My lamentation isn't so much that he doesn't have ideas for the replace as that the replace isn't what he's really running on. North Carolina is a swing state this time around since Obama carried it last time, but Republican's have since done very well in state elections. Romney is already on the air with ads here, and the ads aren't, "Hi, I'm Mitt Romney and here are some ways I'd like to improve your life." Instead, the ads are, "Hi, I'm Mitt Romney, and I'm going to undo everything that Barack Obama has done."

Of course, Obama's ads are just as bad, since one could get the impression from his ads that Romney wants to appoint George W. Bush as his closest financial advisor.

I'd just like to see Romney running more on his ideas than on the lousiness of his opponent.

James Maxey said...

I will also note that items 1 and 3 don't require the repeal of the AHCA.

Also, none of these particular 4 items gets at the important heart of ObamaCare, which prevents insurance companies from denying coverage based on preexisting conditions. This is a pretty important plus of the law, but it only works because of the pretty important minus--the individual mandate. Without a new pool of healthy people coerced into buying insurance, there's no way for insurance companies to absorb the risk of insuring people who have high risk medical backgrounds, such as being a cancer survivor.

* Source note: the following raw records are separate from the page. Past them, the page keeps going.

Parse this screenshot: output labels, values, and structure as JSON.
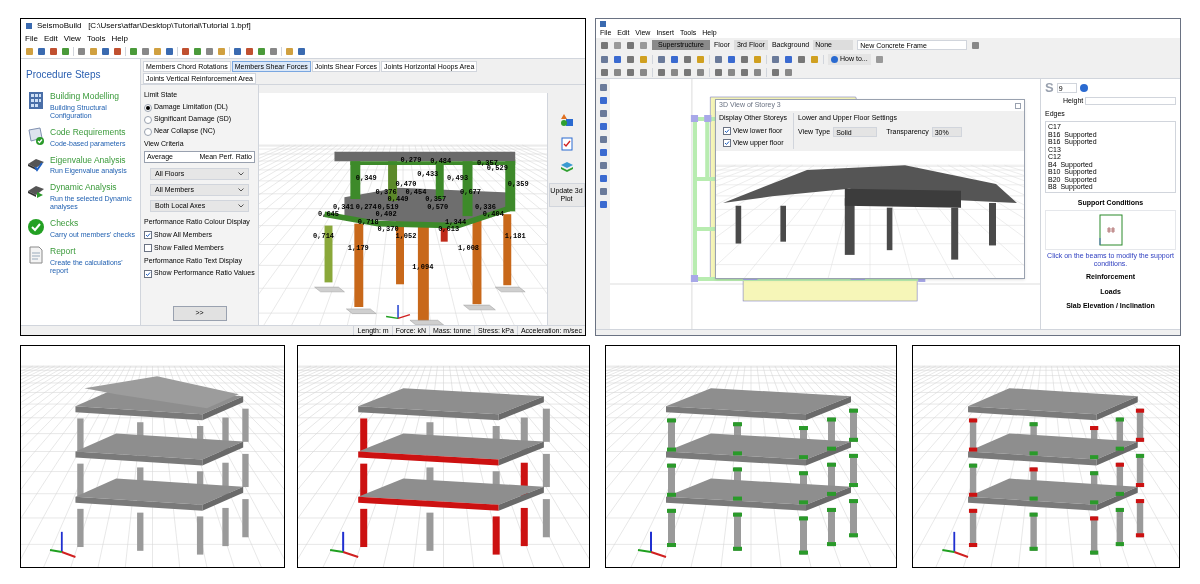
{
  "left_window": {
    "title": "SeismoBuild   [C:\\Users\\atfar\\Desktop\\Tutorial\\Tutorial 1.bpf]",
    "menu": [
      "File",
      "Edit",
      "View",
      "Tools",
      "Help"
    ],
    "sidebar": {
      "heading": "Procedure Steps",
      "steps": [
        {
          "title": "Building Modelling",
          "subtitle": "Building Structural Configuration"
        },
        {
          "title": "Code Requirements",
          "subtitle": "Code-based parameters"
        },
        {
          "title": "Eigenvalue Analysis",
          "subtitle": "Run Eigenvalue analysis"
        },
        {
          "title": "Dynamic Analysis",
          "subtitle": "Run the selected Dynamic analyses"
        },
        {
          "title": "Checks",
          "subtitle": "Carry out members' checks"
        },
        {
          "title": "Report",
          "subtitle": "Create the calculations' report"
        }
      ]
    },
    "tabs": [
      {
        "label": "Members Chord Rotations",
        "selected": false
      },
      {
        "label": "Members Shear Forces",
        "selected": true
      },
      {
        "label": "Joints Shear Forces",
        "selected": false
      },
      {
        "label": "Joints Horizontal Hoops Area",
        "selected": false
      },
      {
        "label": "Joints Vertical Reinforcement Area",
        "selected": false
      }
    ],
    "limit_state": {
      "label": "Limit State",
      "options": [
        {
          "label": "Damage Limitation (DL)",
          "selected": true
        },
        {
          "label": "Significant Damage (SD)",
          "selected": false
        },
        {
          "label": "Near Collapse (NC)",
          "selected": false
        }
      ]
    },
    "view_criteria": {
      "label": "View Criteria",
      "average": "Average",
      "mode": "Mean Perf. Ratio",
      "dropdowns": [
        "All Floors",
        "All Members",
        "Both Local Axes"
      ]
    },
    "colour_display": {
      "label": "Performance Ratio Colour Display",
      "options": [
        {
          "label": "Show All Members",
          "checked": true
        },
        {
          "label": "Show Failed Members",
          "checked": false
        }
      ]
    },
    "text_display": {
      "label": "Performance Ratio Text Display",
      "options": [
        {
          "label": "Show Performance Ratio Values",
          "checked": true
        }
      ]
    },
    "next_button": ">>",
    "ratio_labels": [
      "0,279",
      "0,484",
      "0,357",
      "0,529",
      "0,433",
      "0,349",
      "0,493",
      "0,470",
      "0,359",
      "0,376",
      "0,454",
      "0,677",
      "0,449",
      "0,357",
      "0,341",
      "0,274",
      "0,519",
      "0,570",
      "0,336",
      "0,645",
      "0,402",
      "0,404",
      "0,718",
      "1,344",
      "0,370",
      "0,613",
      "0,714",
      "1,052",
      "1,181",
      "1,179",
      "1,008",
      "1,094"
    ],
    "update_button": "Update 3d Plot",
    "status_bar": [
      "Length: m",
      "Force: kN",
      "Mass: tonne",
      "Stress: kPa",
      "Acceleration: m/sec"
    ]
  },
  "right_window": {
    "menu": [
      "File",
      "Edit",
      "View",
      "Insert",
      "Tools",
      "Help"
    ],
    "toolbar": {
      "mode": "Superstructure",
      "floor_label": "Floor",
      "floor": "3rd Floor",
      "background_label": "Background",
      "background": "None",
      "element": "New Concrete Frame",
      "help_button": "How to..."
    },
    "dialog": {
      "title": "3D View of Storey 3",
      "storeys_label": "Display Other Storeys",
      "options": [
        {
          "label": "View lower floor",
          "checked": true
        },
        {
          "label": "View upper floor",
          "checked": true
        }
      ],
      "settings_label": "Lower and Upper Floor Settings",
      "view_type_label": "View Type",
      "view_type": "Solid",
      "transparency_label": "Transparency",
      "transparency": "30%"
    },
    "properties": {
      "letter": "S",
      "number": "9",
      "height_label": "Height",
      "edges_label": "Edges",
      "edges": [
        "C17",
        "B16  Supported",
        "B16  Supported",
        "C13",
        "C12",
        "B4  Supported",
        "B10  Supported",
        "B20  Supported",
        "B8  Supported"
      ],
      "support_heading": "Support Conditions",
      "support_hint": "Click on the beams to modify the support conditions.",
      "reinforcement_heading": "Reinforcement",
      "loads_heading": "Loads",
      "slab_heading": "Slab Elevation / Inclination"
    }
  },
  "renders": [
    {
      "kind": "plain"
    },
    {
      "kind": "failed_members"
    },
    {
      "kind": "hinges_safe"
    },
    {
      "kind": "hinges_mixed"
    }
  ]
}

Mitt's plan in this area seems to be to "ensure flexibility" for the states to handle the problems. Also, to prevent discrimination for those with continuous coverage (which, I believe, the AHCA already does). "Ensure flexibility" to me sounds like code words for "let the states figure it out." Unfortunately, pre-Obama, I didn't see the states taking much action toward this, aside from Massachusetts, which tried an individual mandate. In North Carolina, maintaining flexibility means having the state just ignore the issue.

MLH said...

And if you 'lose' on your 'gamble,' you end up in the ER and we all end up paying.

James Maxey said...

MLH, I'm not sure that it follows that if I end up in the emergency room, other people pay. I've never defaulted on a bill in my life. It's possible that I couldn't pay out of pocket for a bill larger than a few thousand bucks, but if I can finance a house or a car, why not a broken arm or appendicitis?

It seems to me that one problem is that we insure to cover truly large health costs like a heart attack or cancer, but wind up using the insurance for all medical costs, including relatively inexpensive drugs like my thyroid medication, and the corresponding blood tests.

Imagine how much auto insurance would cost if it had to cover not just accidents, but also routine maintenance like oil changes.